CAPITAL NEWS SERVICE — Nov. 6, 2015

LANSING – A pair of Senate bills would shift the state’s focus away from renewable energy to the benefit of large utility companies – and Michigan’s budding renewable market could be left out in the cold, according to opponents like the Sierra Club.

“Essentially, these bills would destroy our current system of supporting renewables, efficiency and all the things that make our energy portfolio cleaner and more sustainable,” said Mike Berkowitz, the staff political director of the Michigan Sierra Club’s Political Committee. “The bills would eliminate Michigan’s renewable energy standard, sunset our energy efficiency standard and gut our net metering program, which would essentially destroy the solar industry in Michigan.”

But the chair of the Senate Energy and Technology Committee, Sen. Mike Nofs, R–Battle Creek, said the plan would instead make Michigan’s energy market more competitive and fair, without the state giving certain types of generation preferential treatment. He and the committee’s vice chair, Sen. John Proos, R-St. Joseph, sponsored the bills.

“We don’t want to pick what fuels are going to work, which fuels are most cost-effective and all that,” Nofs said. “When you have mandates, you’re tied to that energy source no matter what it costs, and as we’ve seen with wind, and with solar, they’ve had some downfalls.

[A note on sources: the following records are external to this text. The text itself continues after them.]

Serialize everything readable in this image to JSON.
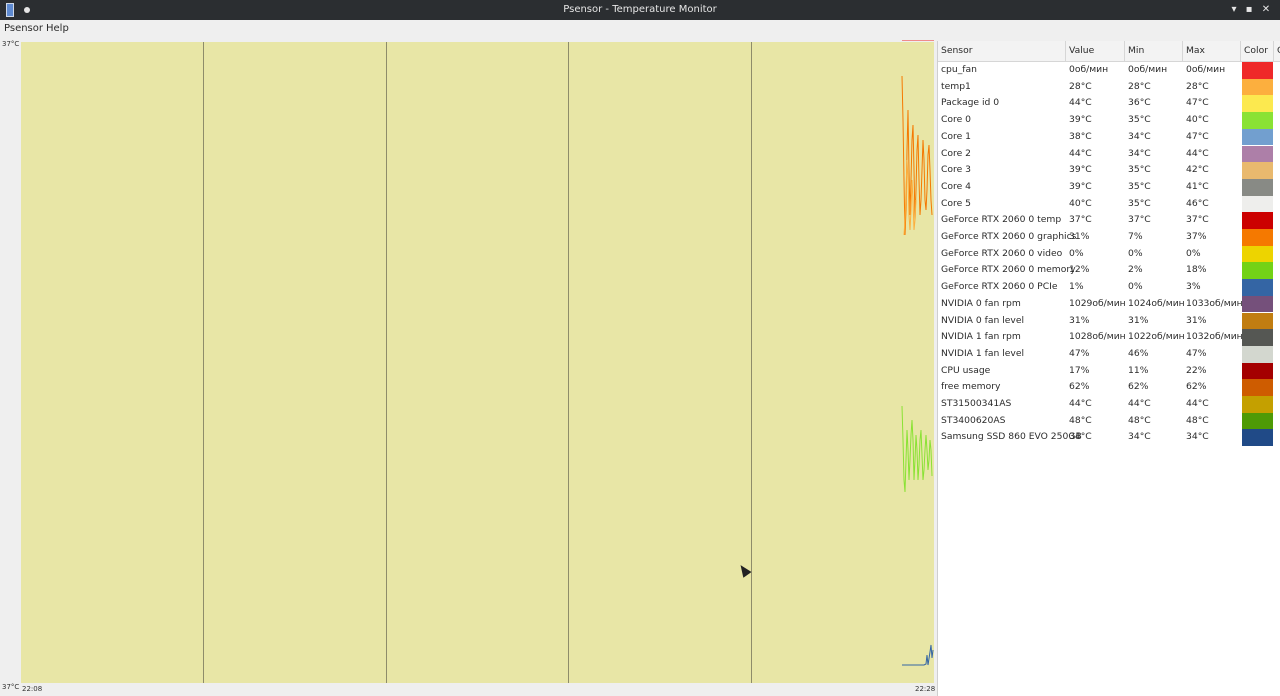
{
  "window": {
    "title": "Psensor - Temperature Monitor",
    "minimize": "▾",
    "maximize": "▪",
    "close": "✕"
  },
  "menu": {
    "psensor": "Psensor",
    "help": "Help"
  },
  "graph": {
    "y_max_label": "37°C",
    "y_min_label": "37°C",
    "x_start_label": "22:08",
    "x_end_label": "22:28",
    "background": "#e8e6a6"
  },
  "table": {
    "headers": [
      "Sensor",
      "Value",
      "Min",
      "Max",
      "Color",
      "G"
    ],
    "rows": [
      {
        "sensor": "cpu_fan",
        "value": "0об/мин",
        "min": "0об/мин",
        "max": "0об/мин",
        "color": "#ef2929"
      },
      {
        "sensor": "temp1",
        "value": "28°C",
        "min": "28°C",
        "max": "28°C",
        "color": "#fcaf3e"
      },
      {
        "sensor": "Package id 0",
        "value": "44°C",
        "min": "36°C",
        "max": "47°C",
        "color": "#fce94f"
      },
      {
        "sensor": "Core 0",
        "value": "39°C",
        "min": "35°C",
        "max": "40°C",
        "color": "#8ae234"
      },
      {
        "sensor": "Core 1",
        "value": "38°C",
        "min": "34°C",
        "max": "47°C",
        "color": "#729fcf"
      },
      {
        "sensor": "Core 2",
        "value": "44°C",
        "min": "34°C",
        "max": "44°C",
        "color": "#ad7fa8"
      },
      {
        "sensor": "Core 3",
        "value": "39°C",
        "min": "35°C",
        "max": "42°C",
        "color": "#e9b96e"
      },
      {
        "sensor": "Core 4",
        "value": "39°C",
        "min": "35°C",
        "max": "41°C",
        "color": "#888a85"
      },
      {
        "sensor": "Core 5",
        "value": "40°C",
        "min": "35°C",
        "max": "46°C",
        "color": "#eeeeec"
      },
      {
        "sensor": "GeForce RTX 2060 0 temp",
        "value": "37°C",
        "min": "37°C",
        "max": "37°C",
        "color": "#cc0000"
      },
      {
        "sensor": "GeForce RTX 2060 0 graphics",
        "value": "31%",
        "min": "7%",
        "max": "37%",
        "color": "#f57900"
      },
      {
        "sensor": "GeForce RTX 2060 0 video",
        "value": "0%",
        "min": "0%",
        "max": "0%",
        "color": "#edd400"
      },
      {
        "sensor": "GeForce RTX 2060 0 memory",
        "value": "12%",
        "min": "2%",
        "max": "18%",
        "color": "#73d216"
      },
      {
        "sensor": "GeForce RTX 2060 0 PCIe",
        "value": "1%",
        "min": "0%",
        "max": "3%",
        "color": "#3465a4"
      },
      {
        "sensor": "NVIDIA 0 fan rpm",
        "value": "1029об/мин",
        "min": "1024об/мин",
        "max": "1033об/мин",
        "color": "#75507b"
      },
      {
        "sensor": "NVIDIA 0 fan level",
        "value": "31%",
        "min": "31%",
        "max": "31%",
        "color": "#c17d11"
      },
      {
        "sensor": "NVIDIA 1 fan rpm",
        "value": "1028об/мин",
        "min": "1022об/мин",
        "max": "1032об/мин",
        "color": "#555753"
      },
      {
        "sensor": "NVIDIA 1 fan level",
        "value": "47%",
        "min": "46%",
        "max": "47%",
        "color": "#d3d7cf"
      },
      {
        "sensor": "CPU usage",
        "value": "17%",
        "min": "11%",
        "max": "22%",
        "color": "#a40000"
      },
      {
        "sensor": "free memory",
        "value": "62%",
        "min": "62%",
        "max": "62%",
        "color": "#ce5c00"
      },
      {
        "sensor": "ST31500341AS",
        "value": "44°C",
        "min": "44°C",
        "max": "44°C",
        "color": "#c4a000"
      },
      {
        "sensor": "ST3400620AS",
        "value": "48°C",
        "min": "48°C",
        "max": "48°C",
        "color": "#4e9a06"
      },
      {
        "sensor": "Samsung SSD 860 EVO 250GB",
        "value": "34°C",
        "min": "34°C",
        "max": "34°C",
        "color": "#204a87"
      }
    ]
  }
}
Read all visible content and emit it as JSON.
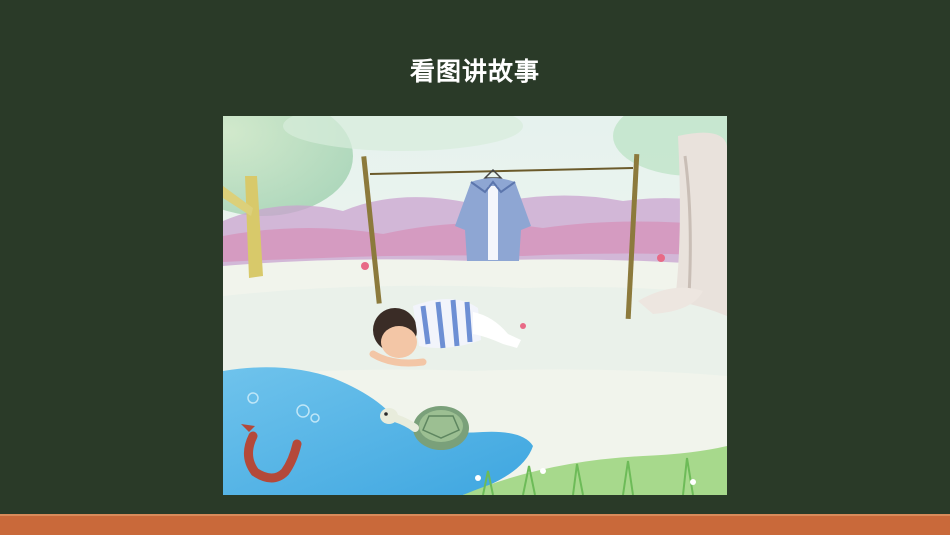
{
  "slide": {
    "title": "看图讲故事",
    "illustration": {
      "scene": "boy-turtle-fish-story-illustration"
    }
  },
  "colors": {
    "background": "#2a3a28",
    "title_text": "#ffffff",
    "bottom_bar": "#c9693a",
    "bottom_line": "#d98a5a"
  }
}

But we did what the 2008 legislation wanted to do – get that economy of renewables going.”

The plan would alter a 2008 law that introduced a mandate requiring utilities to generate at least 10 percent of their electric load from renewable sources by the end of this year, and remain at a minimum 10 percent in years that follow. It includes another mandate for efficiency.

Introduced in July, the bill is undergoing hearings in the committee.

Meanwhile, the House Energy Policy Committee has approved different legislation that would provide incentives for utilities that hit annual waste reduction benchmarks and introduce a goal of 30 percent renewable energy production by 2025. That measure now goes to the full House for a vote.

The Senate proposal would eliminate renewable and efficiency mandates. Incentives to utilities exceeding renewable and emission requirements would also be significantly reduced.

Nofs said, “Now, let everybody compete.”